The installation of chain-link fence involves setting posts into the ground and attaching the fence to them. The posts may be steel tubing, timber or concrete and may be driven into the ground or set in concrete. Once stretched, a bottom wire should be secured to the line posts and the chain-link mesh hog ringed to the tension wire 2′ on center. One generally installs this wire before installing the chain-link mesh. Setting up and installing a chain link fence isn’t as difficult as you might think. A chain link fence is made up of three primary elements: posts, rolls of chain link and gates. We use post and plank fence along the driveway, stock panels to control breeding bucks in season, and chain link to protect our poultry and garden. We’ve learned, you see, that there is no right fence only the right fence for the job.

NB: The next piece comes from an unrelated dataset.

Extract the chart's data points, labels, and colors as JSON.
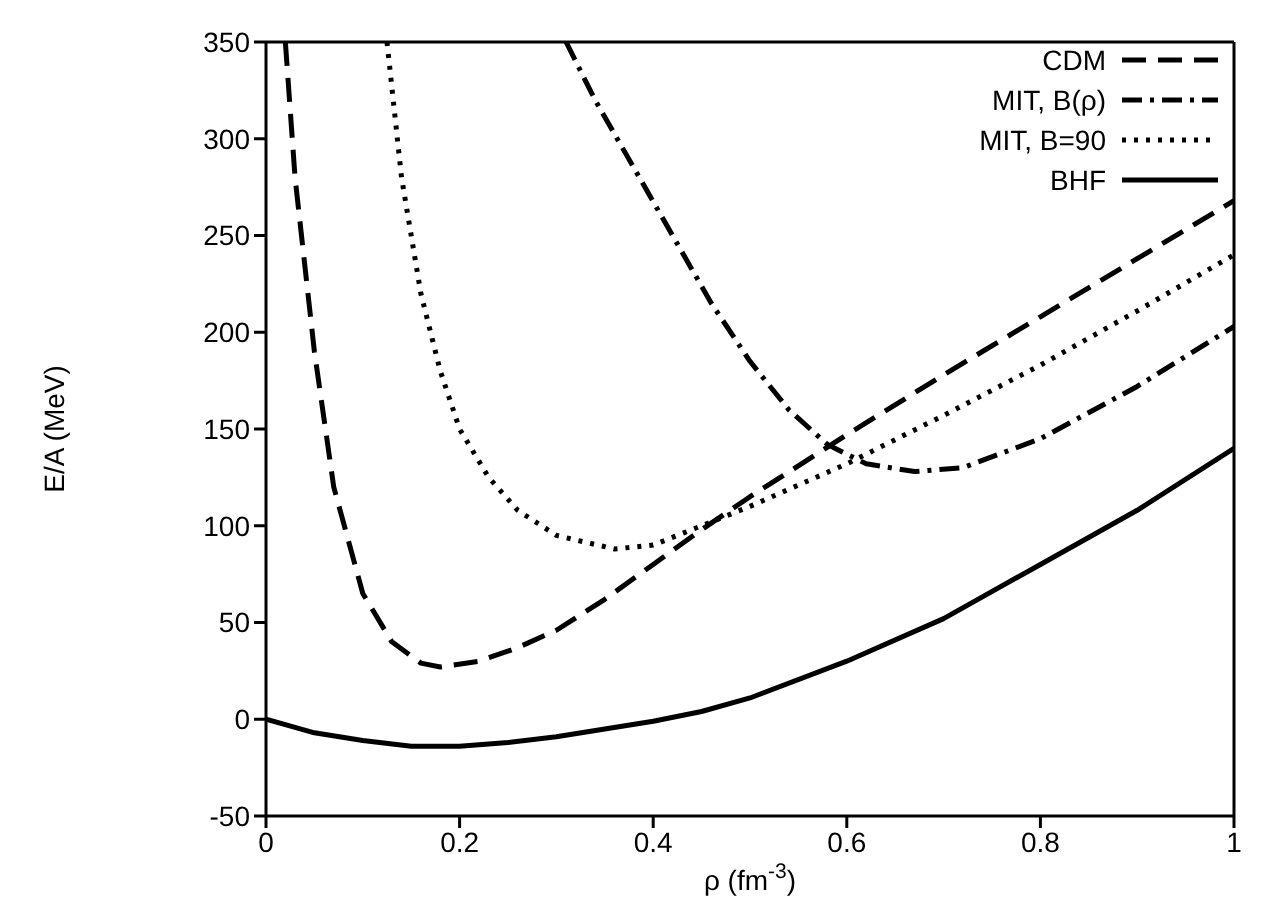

Steel posts for chain link fences are usually set in an excavated hole in the ground and backfilled with concrete. A reputable fence company will install your fence taking into account the property conditions and will guarantee their work. 4) Chain Link Fences Installing a Chain-Link Fence. Set the corner posts for a chain-link fence first. Make sure your concrete is totally cure before installing the fencing fabric because this puts a lot of tension on the posts.